Augusta Fire Chief Roger Audette talks about the bigger truck bays in new addition during a tour on Friday May 3, 2019 at Hartford Fire Station in Augusta. The station, has been renovated and expanded, and is expected to reopen in June. (KJ photo by Joe Phelan/Staff Photographer)

Augusta’s Hartford Fire Station renovation, expansion, nearing completion

in Augusta/West Side

The next time firefighters head into Hartford Fire Station — about a month from now — they’ll be entering a building more than double its previous size.

Augusta’s Hartford Fire Station, seen Friday, has been renovated and expanded and is expected to reopen in June. Kennebec Journal photo by Joe Phelan

Major renovation and an expansion of Augusta’s nearly 100-year-old Fire Department headquarters are almost complete.

The project initially was expected to wrap up by January, but a range of problems encountered during the project delayed it. Most notably, the temperature dropped too low too soon last fall to pave the area around the garage bays that will house firetrucks and ambulances. Final paving has to wait until warm weather returns this spring.

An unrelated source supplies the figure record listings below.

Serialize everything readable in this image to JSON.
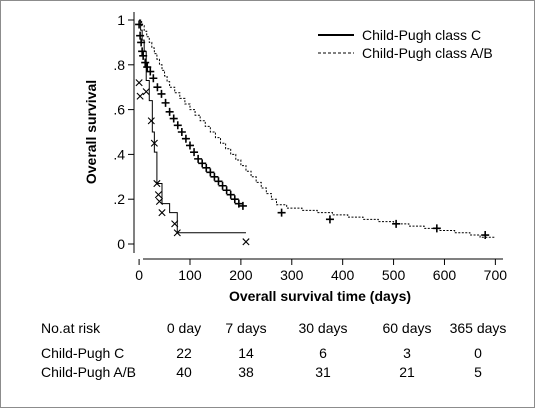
{
  "chart_data": {
    "type": "line",
    "title": "",
    "xlabel": "Overall survival time (days)",
    "ylabel": "Overall survival",
    "xlim": [
      -10,
      715
    ],
    "ylim": [
      0,
      1
    ],
    "x_ticks": [
      0,
      100,
      200,
      300,
      400,
      500,
      600,
      700
    ],
    "x_tick_labels": [
      "0",
      "100",
      "200",
      "300",
      "400",
      "500",
      "600",
      "700"
    ],
    "y_ticks": [
      0,
      0.2,
      0.4,
      0.6,
      0.8,
      1
    ],
    "y_tick_labels": [
      "0",
      ".2",
      ".4",
      ".6",
      ".8",
      "1"
    ],
    "legend_position": "top-right",
    "series": [
      {
        "name": "Child-Pugh class C",
        "line_style": "solid",
        "censor_marker": "x",
        "color": "#000000",
        "steps": [
          [
            0,
            1
          ],
          [
            3,
            0.955
          ],
          [
            6,
            0.91
          ],
          [
            10,
            0.86
          ],
          [
            14,
            0.73
          ],
          [
            20,
            0.64
          ],
          [
            26,
            0.5
          ],
          [
            30,
            0.41
          ],
          [
            35,
            0.27
          ],
          [
            45,
            0.18
          ],
          [
            60,
            0.14
          ],
          [
            75,
            0.05
          ],
          [
            210,
            0.05
          ]
        ],
        "censored": [
          [
            0,
            0.72
          ],
          [
            2,
            0.66
          ],
          [
            14,
            0.68
          ],
          [
            24,
            0.55
          ],
          [
            30,
            0.45
          ],
          [
            35,
            0.27
          ],
          [
            38,
            0.22
          ],
          [
            40,
            0.19
          ],
          [
            45,
            0.14
          ],
          [
            70,
            0.09
          ],
          [
            75,
            0.05
          ],
          [
            210,
            0.01
          ]
        ]
      },
      {
        "name": "Child-Pugh class A/B",
        "line_style": "dashed",
        "censor_marker": "plus",
        "color": "#000000",
        "steps": [
          [
            0,
            1
          ],
          [
            5,
            0.975
          ],
          [
            10,
            0.95
          ],
          [
            15,
            0.925
          ],
          [
            20,
            0.9
          ],
          [
            25,
            0.875
          ],
          [
            30,
            0.85
          ],
          [
            35,
            0.825
          ],
          [
            40,
            0.8
          ],
          [
            45,
            0.775
          ],
          [
            50,
            0.75
          ],
          [
            55,
            0.725
          ],
          [
            60,
            0.7
          ],
          [
            70,
            0.675
          ],
          [
            80,
            0.65
          ],
          [
            90,
            0.625
          ],
          [
            100,
            0.6
          ],
          [
            110,
            0.575
          ],
          [
            120,
            0.55
          ],
          [
            130,
            0.525
          ],
          [
            140,
            0.5
          ],
          [
            150,
            0.475
          ],
          [
            160,
            0.45
          ],
          [
            170,
            0.425
          ],
          [
            180,
            0.4
          ],
          [
            190,
            0.375
          ],
          [
            200,
            0.35
          ],
          [
            210,
            0.325
          ],
          [
            220,
            0.3
          ],
          [
            230,
            0.275
          ],
          [
            240,
            0.25
          ],
          [
            250,
            0.225
          ],
          [
            260,
            0.2
          ],
          [
            270,
            0.175
          ],
          [
            290,
            0.16
          ],
          [
            320,
            0.15
          ],
          [
            350,
            0.14
          ],
          [
            380,
            0.13
          ],
          [
            410,
            0.12
          ],
          [
            440,
            0.11
          ],
          [
            470,
            0.1
          ],
          [
            500,
            0.09
          ],
          [
            530,
            0.08
          ],
          [
            560,
            0.07
          ],
          [
            590,
            0.06
          ],
          [
            620,
            0.05
          ],
          [
            650,
            0.04
          ],
          [
            670,
            0.03
          ],
          [
            700,
            0.03
          ]
        ],
        "censored": [
          [
            0,
            0.98
          ],
          [
            2,
            0.93
          ],
          [
            4,
            0.9
          ],
          [
            6,
            0.86
          ],
          [
            8,
            0.84
          ],
          [
            12,
            0.81
          ],
          [
            16,
            0.79
          ],
          [
            22,
            0.77
          ],
          [
            28,
            0.74
          ],
          [
            36,
            0.7
          ],
          [
            44,
            0.67
          ],
          [
            52,
            0.63
          ],
          [
            60,
            0.59
          ],
          [
            68,
            0.56
          ],
          [
            76,
            0.53
          ],
          [
            84,
            0.5
          ],
          [
            92,
            0.47
          ],
          [
            100,
            0.44
          ],
          [
            108,
            0.41
          ],
          [
            116,
            0.38
          ],
          [
            124,
            0.36
          ],
          [
            132,
            0.34
          ],
          [
            140,
            0.32
          ],
          [
            148,
            0.3
          ],
          [
            156,
            0.28
          ],
          [
            164,
            0.26
          ],
          [
            172,
            0.24
          ],
          [
            180,
            0.22
          ],
          [
            188,
            0.2
          ],
          [
            196,
            0.18
          ],
          [
            204,
            0.17
          ],
          [
            280,
            0.14
          ],
          [
            375,
            0.11
          ],
          [
            505,
            0.09
          ],
          [
            585,
            0.07
          ],
          [
            680,
            0.04
          ]
        ]
      }
    ]
  },
  "risk_table": {
    "title": "No.at risk",
    "columns": [
      "0 day",
      "7 days",
      "30 days",
      "60 days",
      "365 days"
    ],
    "rows": [
      {
        "label": "Child-Pugh C",
        "values": [
          "22",
          "14",
          "6",
          "3",
          "0"
        ]
      },
      {
        "label": "Child-Pugh A/B",
        "values": [
          "40",
          "38",
          "31",
          "21",
          "5"
        ]
      }
    ]
  }
}
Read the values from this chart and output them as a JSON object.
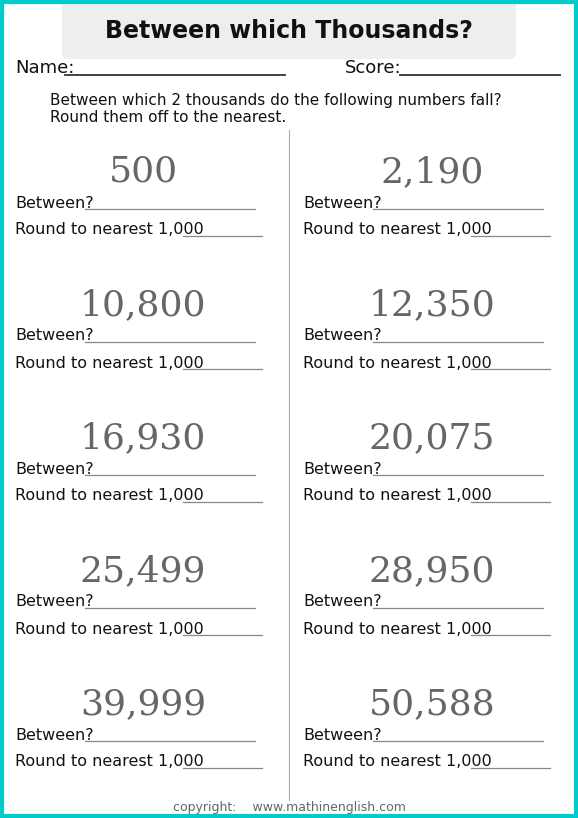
{
  "title": "Between which Thousands?",
  "name_label": "Name:",
  "score_label": "Score:",
  "instructions": [
    "Between which 2 thousands do the following numbers fall?",
    "Round them off to the nearest."
  ],
  "numbers": [
    [
      "500",
      "2,190"
    ],
    [
      "10,800",
      "12,350"
    ],
    [
      "16,930",
      "20,075"
    ],
    [
      "25,499",
      "28,950"
    ],
    [
      "39,999",
      "50,588"
    ]
  ],
  "between_label": "Between?",
  "round_label": "Round to nearest 1,000",
  "copyright": "copyright:    www.mathinenglish.com",
  "bg_color": "#ffffff",
  "border_color": "#00cccc",
  "title_box_color": "#eeeeee",
  "line_color": "#888888",
  "divider_color": "#aaaaaa",
  "title_fontsize": 17,
  "number_fontsize": 26,
  "label_fontsize": 11.5,
  "instruction_fontsize": 11,
  "name_fontsize": 13
}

Last year firefighters and ambulance crews moved out of the 1920 station, which overlooks the city’s downtown riverfront from Rines Hill. Emergency personnel had to leave when it became unworkable to respond to calls from what had become a construction site.

Crews were moved to the city’s other stations on Bangor Street, Western Avenue and the relatively new North Station on Leighton Road while construction at Hartford commenced.

Preparing the project site was also more time-consuming than first expected, with contractors dealing with trolley tracks, old sidewalk materials and underground gas tanks. Putting in a connection for communications technology, also underground, also took longer than expected.

The original plan was to build the station addition and move firefighters into that when completed, with contractors then completing renovations to the older section. As it became more involved and without a final coat of pavement for the heavy firetrucks to drive over, the building has remained unoccupied during the work.

Augusta Fire Chief Roger Audette talks about the fire pole during a tour on Friday at Hartford Fire Station in Augusta. Kennebec Journal photo by Joe Phelan

When firefighters do move in, which Fire Chief Roger Audette estimates will occur in three to four weeks, they’ll find modern amenities and safety improvements await them both next to and inside the historic brick architecture of the original section of the building.

He said renovation to modernize and expand the cramped station had been discussed since at least around 1990. The station is, he said, ideally located to respond to emergencies in the heart of the city.

“Here we are, 30 years later, and it’s finally coming to fruition,” Audette said Friday during a brief tour of the station, as a moving crew began hauling furniture into the building. “It’s nice to think we’re finally getting there, getting in and having some room to move around the trucks, and not having to worry about hitting the doors when you’re going in and out. So many people are in close proximity to here. Operationally, this is the best place for us to be.”

The original garage bay doors of the older section of the station weren’t built with today’s larger firetrucks in mind, so some of the city’s trucks had only inches to spare on each side when backing into the station.

Now the city’s largest firetruck, its relatively new ladder truck, Tower 1, won’t have to back in at all, as two of the large bays of the addition have doors on both ends. That means larger trucks can drive in one side and out the other.